In many ways wrestlers see in the government the possibility of quintessential royal patronage: the government as king of kings, with unlimited resources and unbounded stature. The utopian government imagined by such writers as K. P. Singh, S. P. Atreya, and R. Patodi is not the bureaucratic and impersonal leviathan of the modern state; it is a paternalistic institution of almost divine proportions, an enlightened body of good works and moral purpose. In Banaras I would often hear wrestlers talking of how they wished the government would provide them with food, clothes, and akhara facilities, thus enabling them to concentrate single-mindedly on the immediate task at hand. If the government would only take care of mundane concerns, the citizen wrestler would be that much less encumbered by obligations, responsibilities and temptations of the material world. If the government were to give each village a “fitness account” of 100 rupees, writes K. P. Singh, then “[H]earts which have been still will burst with life, and the villages will revive. The rural masses will be reinstated as the real citizens of the nation. A fresh breeze will animate the country. . . . The youth of India will be flooded with pride in their bodies. They will be united with the government and the government’s popularity will grow” (1972c: 41).For its own sake it can do much. It can be the leader. It can organize and provide encouragement. The government has shakti; it has resources. What can it do? It can do anything and everything (1972c: 40).
The government was quick to uproot the rajas and landlords who were the guardians and sponsors of wrestling. It should be as quick to take over responsibility for this art and do as well, if not better, than did the patrons of the past. If the government demands school diplomas from its youth—the same youth who look to public service for status, money and respect—then it stands to reason that along with these high standards the government must also require strength and physical fitness (1986: 27–28).
The utopian government of which the wrestler speaks is dramatically different from the government that sets “sports quotas” but does not otherwise take an interest in the wrestler’s way of life.
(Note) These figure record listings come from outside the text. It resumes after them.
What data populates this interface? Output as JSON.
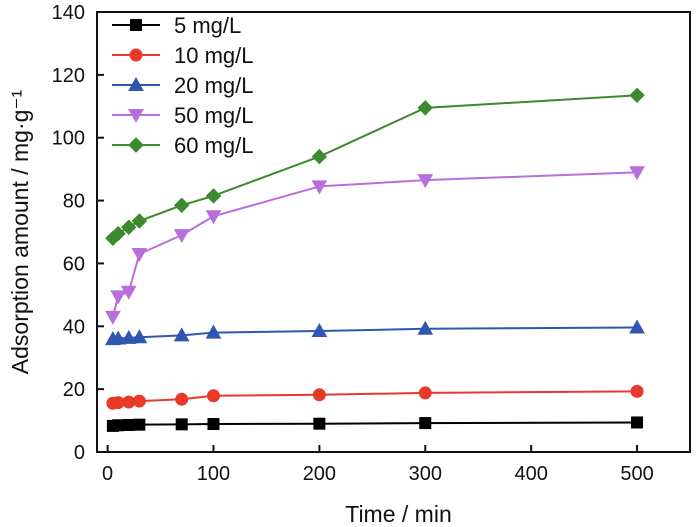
{
  "chart_data": {
    "type": "line",
    "xlabel": "Time / min",
    "ylabel": "Adsorption amount / mg·g⁻¹",
    "xlim": [
      -10,
      550
    ],
    "ylim": [
      0,
      140
    ],
    "xticks": [
      0,
      100,
      200,
      300,
      400,
      500
    ],
    "yticks": [
      0,
      20,
      40,
      60,
      80,
      100,
      120,
      140
    ],
    "grid": false,
    "legend_position": "top-left",
    "series": [
      {
        "name": "5 mg/L",
        "color": "#000000",
        "marker": "square",
        "x": [
          5,
          10,
          20,
          30,
          70,
          100,
          200,
          300,
          500
        ],
        "y": [
          8.3,
          8.5,
          8.6,
          8.7,
          8.8,
          8.9,
          9.0,
          9.2,
          9.4
        ]
      },
      {
        "name": "10 mg/L",
        "color": "#e8392a",
        "marker": "circle",
        "x": [
          5,
          10,
          20,
          30,
          70,
          100,
          200,
          300,
          500
        ],
        "y": [
          15.5,
          15.7,
          15.9,
          16.2,
          16.8,
          17.9,
          18.2,
          18.8,
          19.3
        ]
      },
      {
        "name": "20 mg/L",
        "color": "#2f56b0",
        "marker": "triangle-up",
        "x": [
          5,
          10,
          20,
          30,
          70,
          100,
          200,
          300,
          500
        ],
        "y": [
          35.9,
          36.1,
          36.3,
          36.5,
          37.1,
          38.0,
          38.5,
          39.2,
          39.6
        ]
      },
      {
        "name": "50 mg/L",
        "color": "#b96ede",
        "marker": "triangle-down",
        "x": [
          5,
          10,
          20,
          30,
          70,
          100,
          200,
          300,
          500
        ],
        "y": [
          43.0,
          49.5,
          51.0,
          63.0,
          69.0,
          75.0,
          84.5,
          86.5,
          89.0
        ]
      },
      {
        "name": "60 mg/L",
        "color": "#3c8a2e",
        "marker": "diamond",
        "x": [
          5,
          10,
          20,
          30,
          70,
          100,
          200,
          300,
          500
        ],
        "y": [
          68.0,
          69.5,
          71.5,
          73.5,
          78.5,
          81.5,
          94.0,
          109.5,
          113.5
        ]
      }
    ]
  }
}
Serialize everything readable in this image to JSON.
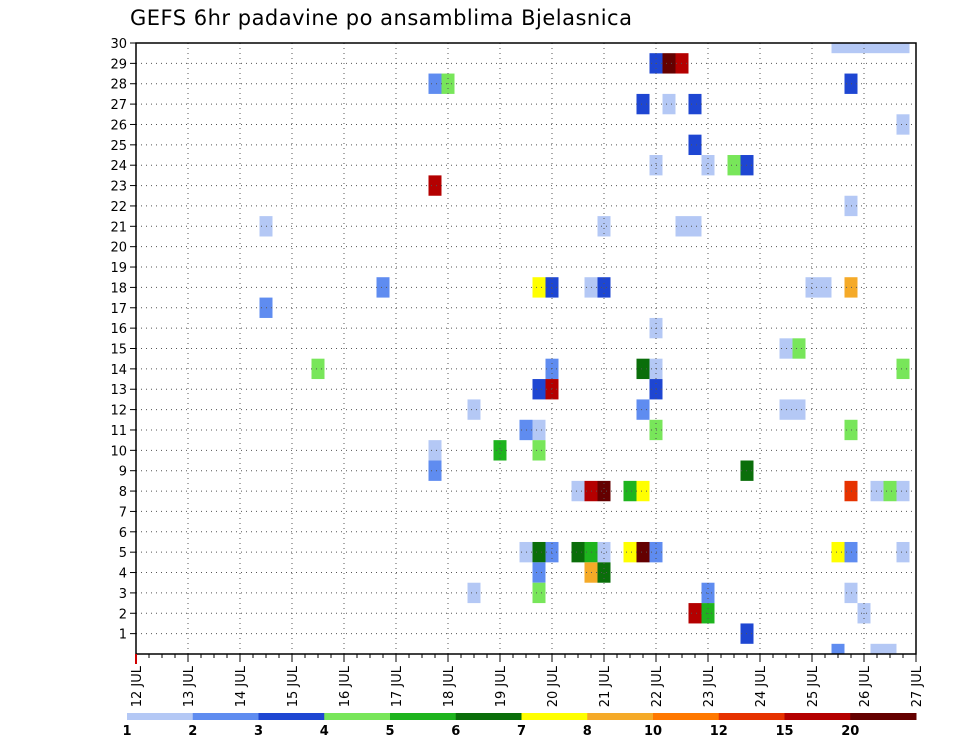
{
  "chart_data": {
    "type": "heatmap",
    "title": "GEFS 6hr padavine po ansamblima Bjelasnica",
    "xlabel": "",
    "ylabel": "",
    "x_tick_labels": [
      "12 JUL",
      "13 JUL",
      "14 JUL",
      "15 JUL",
      "16 JUL",
      "17 JUL",
      "18 JUL",
      "19 JUL",
      "20 JUL",
      "21 JUL",
      "22 JUL",
      "23 JUL",
      "24 JUL",
      "25 JUL",
      "26 JUL",
      "27 JUL"
    ],
    "y_tick_labels": [
      "1",
      "2",
      "3",
      "4",
      "5",
      "6",
      "7",
      "8",
      "9",
      "10",
      "11",
      "12",
      "13",
      "14",
      "15",
      "16",
      "17",
      "18",
      "19",
      "20",
      "21",
      "22",
      "23",
      "24",
      "25",
      "26",
      "27",
      "28",
      "29",
      "30"
    ],
    "xlim": [
      0,
      60
    ],
    "ylim": [
      0,
      30
    ],
    "grid": true,
    "legend": {
      "position": "bottom",
      "labels": [
        "1",
        "2",
        "3",
        "4",
        "5",
        "6",
        "7",
        "8",
        "10",
        "12",
        "15",
        "20"
      ],
      "colors": [
        "#b4c8f5",
        "#5f8cf0",
        "#1e46d2",
        "#78e65a",
        "#1eb41e",
        "#0a6e0a",
        "#ffff00",
        "#f5aa28",
        "#ff7800",
        "#e63200",
        "#b40000",
        "#640000"
      ]
    },
    "x_unit": "6-hour step from 12 JUL 00Z",
    "y_unit": "ensemble member",
    "cells": [
      {
        "x": 54,
        "y": 30,
        "value": 1
      },
      {
        "x": 55,
        "y": 30,
        "value": 1
      },
      {
        "x": 56,
        "y": 30,
        "value": 1
      },
      {
        "x": 57,
        "y": 30,
        "value": 1
      },
      {
        "x": 58,
        "y": 30,
        "value": 1
      },
      {
        "x": 59,
        "y": 30,
        "value": 1
      },
      {
        "x": 40,
        "y": 29,
        "value": 3
      },
      {
        "x": 41,
        "y": 29,
        "value": 20
      },
      {
        "x": 42,
        "y": 29,
        "value": 15
      },
      {
        "x": 23,
        "y": 28,
        "value": 2
      },
      {
        "x": 24,
        "y": 28,
        "value": 4
      },
      {
        "x": 55,
        "y": 28,
        "value": 3
      },
      {
        "x": 39,
        "y": 27,
        "value": 3
      },
      {
        "x": 41,
        "y": 27,
        "value": 1
      },
      {
        "x": 43,
        "y": 27,
        "value": 3
      },
      {
        "x": 59,
        "y": 26,
        "value": 1
      },
      {
        "x": 43,
        "y": 25,
        "value": 3
      },
      {
        "x": 40,
        "y": 24,
        "value": 1
      },
      {
        "x": 44,
        "y": 24,
        "value": 1
      },
      {
        "x": 46,
        "y": 24,
        "value": 4
      },
      {
        "x": 47,
        "y": 24,
        "value": 3
      },
      {
        "x": 23,
        "y": 23,
        "value": 15
      },
      {
        "x": 55,
        "y": 22,
        "value": 1
      },
      {
        "x": 10,
        "y": 21,
        "value": 1
      },
      {
        "x": 36,
        "y": 21,
        "value": 1
      },
      {
        "x": 42,
        "y": 21,
        "value": 1
      },
      {
        "x": 43,
        "y": 21,
        "value": 1
      },
      {
        "x": 19,
        "y": 18,
        "value": 2
      },
      {
        "x": 31,
        "y": 18,
        "value": 7
      },
      {
        "x": 32,
        "y": 18,
        "value": 3
      },
      {
        "x": 35,
        "y": 18,
        "value": 1
      },
      {
        "x": 36,
        "y": 18,
        "value": 3
      },
      {
        "x": 52,
        "y": 18,
        "value": 1
      },
      {
        "x": 53,
        "y": 18,
        "value": 1
      },
      {
        "x": 55,
        "y": 18,
        "value": 8
      },
      {
        "x": 10,
        "y": 17,
        "value": 2
      },
      {
        "x": 40,
        "y": 16,
        "value": 1
      },
      {
        "x": 50,
        "y": 15,
        "value": 1
      },
      {
        "x": 51,
        "y": 15,
        "value": 4
      },
      {
        "x": 14,
        "y": 14,
        "value": 4
      },
      {
        "x": 32,
        "y": 14,
        "value": 2
      },
      {
        "x": 39,
        "y": 14,
        "value": 6
      },
      {
        "x": 40,
        "y": 14,
        "value": 1
      },
      {
        "x": 59,
        "y": 14,
        "value": 4
      },
      {
        "x": 31,
        "y": 13,
        "value": 3
      },
      {
        "x": 32,
        "y": 13,
        "value": 15
      },
      {
        "x": 40,
        "y": 13,
        "value": 3
      },
      {
        "x": 26,
        "y": 12,
        "value": 1
      },
      {
        "x": 39,
        "y": 12,
        "value": 2
      },
      {
        "x": 50,
        "y": 12,
        "value": 1
      },
      {
        "x": 51,
        "y": 12,
        "value": 1
      },
      {
        "x": 30,
        "y": 11,
        "value": 2
      },
      {
        "x": 31,
        "y": 11,
        "value": 1
      },
      {
        "x": 40,
        "y": 11,
        "value": 4
      },
      {
        "x": 55,
        "y": 11,
        "value": 4
      },
      {
        "x": 23,
        "y": 10,
        "value": 1
      },
      {
        "x": 28,
        "y": 10,
        "value": 5
      },
      {
        "x": 31,
        "y": 10,
        "value": 4
      },
      {
        "x": 23,
        "y": 9,
        "value": 2
      },
      {
        "x": 47,
        "y": 9,
        "value": 6
      },
      {
        "x": 34,
        "y": 8,
        "value": 1
      },
      {
        "x": 35,
        "y": 8,
        "value": 15
      },
      {
        "x": 36,
        "y": 8,
        "value": 20
      },
      {
        "x": 38,
        "y": 8,
        "value": 5
      },
      {
        "x": 39,
        "y": 8,
        "value": 7
      },
      {
        "x": 55,
        "y": 8,
        "value": 12
      },
      {
        "x": 57,
        "y": 8,
        "value": 1
      },
      {
        "x": 58,
        "y": 8,
        "value": 4
      },
      {
        "x": 59,
        "y": 8,
        "value": 1
      },
      {
        "x": 30,
        "y": 5,
        "value": 1
      },
      {
        "x": 31,
        "y": 5,
        "value": 6
      },
      {
        "x": 32,
        "y": 5,
        "value": 2
      },
      {
        "x": 34,
        "y": 5,
        "value": 6
      },
      {
        "x": 35,
        "y": 5,
        "value": 5
      },
      {
        "x": 36,
        "y": 5,
        "value": 1
      },
      {
        "x": 38,
        "y": 5,
        "value": 7
      },
      {
        "x": 39,
        "y": 5,
        "value": 20
      },
      {
        "x": 40,
        "y": 5,
        "value": 2
      },
      {
        "x": 54,
        "y": 5,
        "value": 7
      },
      {
        "x": 55,
        "y": 5,
        "value": 2
      },
      {
        "x": 59,
        "y": 5,
        "value": 1
      },
      {
        "x": 31,
        "y": 4,
        "value": 2
      },
      {
        "x": 35,
        "y": 4,
        "value": 8
      },
      {
        "x": 36,
        "y": 4,
        "value": 6
      },
      {
        "x": 26,
        "y": 3,
        "value": 1
      },
      {
        "x": 31,
        "y": 3,
        "value": 4
      },
      {
        "x": 44,
        "y": 3,
        "value": 2
      },
      {
        "x": 55,
        "y": 3,
        "value": 1
      },
      {
        "x": 43,
        "y": 2,
        "value": 15
      },
      {
        "x": 44,
        "y": 2,
        "value": 5
      },
      {
        "x": 56,
        "y": 2,
        "value": 1
      },
      {
        "x": 47,
        "y": 1,
        "value": 3
      },
      {
        "x": 54,
        "y": 0,
        "value": 2
      },
      {
        "x": 57,
        "y": 0,
        "value": 1
      },
      {
        "x": 58,
        "y": 0,
        "value": 1
      }
    ]
  }
}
The line between government responsibility toward wrestlers becomes blurred with the wrestler’s responsibility toward the nation. As the wrestling ideal expands, national leaders will be drawn into the ranks of the wrestling citizenry. National concerns are wrestling concerns, and the perfect leader is the perfect everyman who is the perfect wrestler. There is a sense here in which the perspective on polity and responsibility changes as wrestlers move from a minority position to a majority status. Paternalism shades into communal self-help. As such the need for patronage is preempted; or rather, the citizen wrestler is his own patron. Patronage and governance dissolve into civic responsibility, a kind of romantic, bucolic anarchy of the collectively fit.